Chapter 6

Compounds using subjects and predicates

That is all I am going to say about connecting whole propositions. Now to proceed to logical ways in which the peculiarities of subjects and predicates can allow you to combine two propositions and draw conclusions from them, let me start with "square of opposition," which is, the four possible propositions that have the same subject and predicate. It turns out that they are connected in all the ways we have talked about except "and." When we are talking about any old subject and any old predicate, by the way, the capital S is used for "Subject" and P is used for "Predicate."

So the two definite propositions (the contraries) are incompatible with each other. It can't simultaneously be the case that every human being is a typist and every human being is not a typist--and using this example, you can see that they both happen to be false.

The definite propositions imply the corresponding indefinite one (using the rule I gave above that subjects are always taken to refer to something)--and the implied one is called the "subaltern" of its definite proposition. If every human being were a typist, then at least one would be a typist; if every human being were not a typist, then at least one would not be a typist.
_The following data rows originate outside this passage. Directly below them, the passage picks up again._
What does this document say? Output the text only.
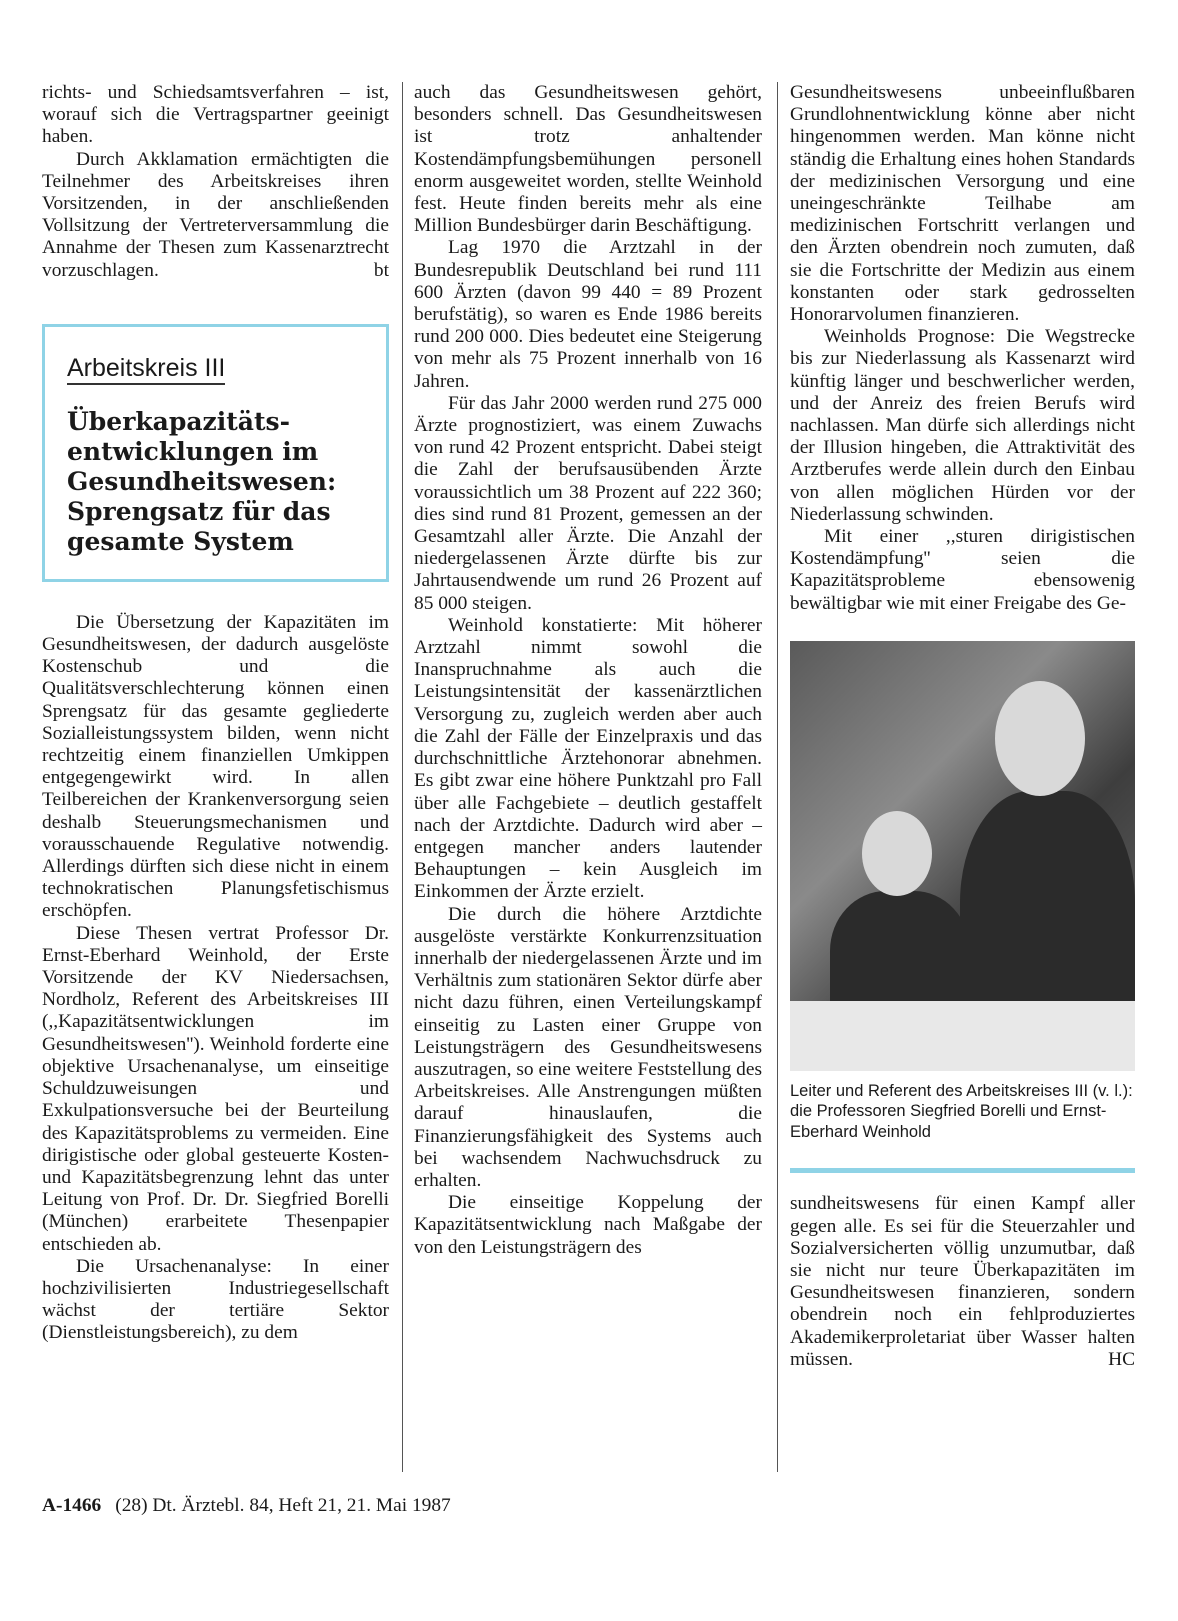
richts- und Schiedsamtsverfahren – ist, worauf sich die Vertragspartner geeinigt haben.

Durch Akklamation ermächtigten die Teilnehmer des Arbeitskreises ihren Vorsitzenden, in der anschließenden Vollsitzung der Vertreterversammlung die Annahme der Thesen zum Kassenarztrecht vorzuschlagen.	bt

Arbeitskreis III
Überkapazitäts-entwicklungen im Gesundheitswesen: Sprengsatz für das gesamte System

Die Übersetzung der Kapazitäten im Gesundheitswesen, der dadurch ausgelöste Kostenschub und die Qualitätsverschlechterung können einen Sprengsatz für das gesamte gegliederte Sozialleistungssystem bilden, wenn nicht rechtzeitig einem finanziellen Umkippen entgegengewirkt wird. In allen Teilbereichen der Krankenversorgung seien deshalb Steuerungsmechanismen und vorausschauende Regulative notwendig. Allerdings dürften sich diese nicht in einem technokratischen Planungsfetischismus erschöpfen.

Diese Thesen vertrat Professor Dr. Ernst-Eberhard Weinhold, der Erste Vorsitzende der KV Niedersachsen, Nordholz, Referent des Arbeitskreises III (,,Kapazitätsentwicklungen im Gesundheitswesen''). Weinhold forderte eine objektive Ursachenanalyse, um einseitige Schuldzuweisungen und Exkulpationsversuche bei der Beurteilung des Kapazitätsproblems zu vermeiden. Eine dirigistische oder global gesteuerte Kosten- und Kapazitätsbegrenzung lehnt das unter Leitung von Prof. Dr. Dr. Siegfried Borelli (München) erarbeitete Thesenpapier entschieden ab.

Die Ursachenanalyse: In einer hochzivilisierten Industriegesellschaft wächst der tertiäre Sektor (Dienstleistungsbereich), zu dem

auch das Gesundheitswesen gehört, besonders schnell. Das Gesundheitswesen ist trotz anhaltender Kostendämpfungsbemühungen personell enorm ausgeweitet worden, stellte Weinhold fest. Heute finden bereits mehr als eine Million Bundesbürger darin Beschäftigung.

Lag 1970 die Arztzahl in der Bundesrepublik Deutschland bei rund 111 600 Ärzten (davon 99 440 = 89 Prozent berufstätig), so waren es Ende 1986 bereits rund 200 000. Dies bedeutet eine Steigerung von mehr als 75 Prozent innerhalb von 16 Jahren.

Für das Jahr 2000 werden rund 275 000 Ärzte prognostiziert, was einem Zuwachs von rund 42 Prozent entspricht. Dabei steigt die Zahl der berufsausübenden Ärzte voraussichtlich um 38 Prozent auf 222 360; dies sind rund 81 Prozent, gemessen an der Gesamtzahl aller Ärzte. Die Anzahl der niedergelassenen Ärzte dürfte bis zur Jahrtausendwende um rund 26 Prozent auf 85 000 steigen.

Weinhold konstatierte: Mit höherer Arztzahl nimmt sowohl die Inanspruchnahme als auch die Leistungsintensität der kassenärztlichen Versorgung zu, zugleich werden aber auch die Zahl der Fälle der Einzelpraxis und das durchschnittliche Ärztehonorar abnehmen. Es gibt zwar eine höhere Punktzahl pro Fall über alle Fachgebiete – deutlich gestaffelt nach der Arztdichte. Dadurch wird aber – entgegen mancher anders lautender Behauptungen – kein Ausgleich im Einkommen der Ärzte erzielt.

Die durch die höhere Arztdichte ausgelöste verstärkte Konkurrenzsituation innerhalb der niedergelassenen Ärzte und im Verhältnis zum stationären Sektor dürfe aber nicht dazu führen, einen Verteilungskampf einseitig zu Lasten einer Gruppe von Leistungsträgern des Gesundheitswesens auszutragen, so eine weitere Feststellung des Arbeitskreises. Alle Anstrengungen müßten darauf hinauslaufen, die Finanzierungsfähigkeit des Systems auch bei wachsendem Nachwuchsdruck zu erhalten.

Die einseitige Koppelung der Kapazitätsentwicklung nach Maßgabe der von den Leistungsträgern des

Gesundheitswesens unbeeinflußbaren Grundlohnentwicklung könne aber nicht hingenommen werden. Man könne nicht ständig die Erhaltung eines hohen Standards der medizinischen Versorgung und eine uneingeschränkte Teilhabe am medizinischen Fortschritt verlangen und den Ärzten obendrein noch zumuten, daß sie die Fortschritte der Medizin aus einem konstanten oder stark gedrosselten Honorarvolumen finanzieren.

Weinholds Prognose: Die Wegstrecke bis zur Niederlassung als Kassenarzt wird künftig länger und beschwerlicher werden, und der Anreiz des freien Berufs wird nachlassen. Man dürfe sich allerdings nicht der Illusion hingeben, die Attraktivität des Arztberufes werde allein durch den Einbau von allen möglichen Hürden vor der Niederlassung schwinden.

Mit einer ,,sturen dirigistischen Kostendämpfung'' seien die Kapazitätsprobleme ebensowenig bewältigbar wie mit einer Freigabe des Ge-

Leiter und Referent des Arbeitskreises III (v. l.): die Professoren Siegfried Borelli und Ernst-Eberhard Weinhold

sundheitswesens für einen Kampf aller gegen alle. Es sei für die Steuerzahler und Sozialversicherten völlig unzumutbar, daß sie nicht nur teure Überkapazitäten im Gesundheitswesen finanzieren, sondern obendrein noch ein fehlproduziertes Akademikerproletariat über Wasser halten müssen.	HC

A-1466 (28) Dt. Ärztebl. 84, Heft 21, 21. Mai 1987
The indefinite propositions (the subcontraries) are "and/or's": "At least one human being is a typist and/or at least one human being is not a typist"; and with this example both happen to be true; but they can't both be false.

Finally, each of the propositions is related by "either/or" to its contradictory (the one that has the opposite reference and the opposite "quality"). Either every human being is a typist, or at least one is not a typist. Either at least one human being is a typist, or every human being is not a typist.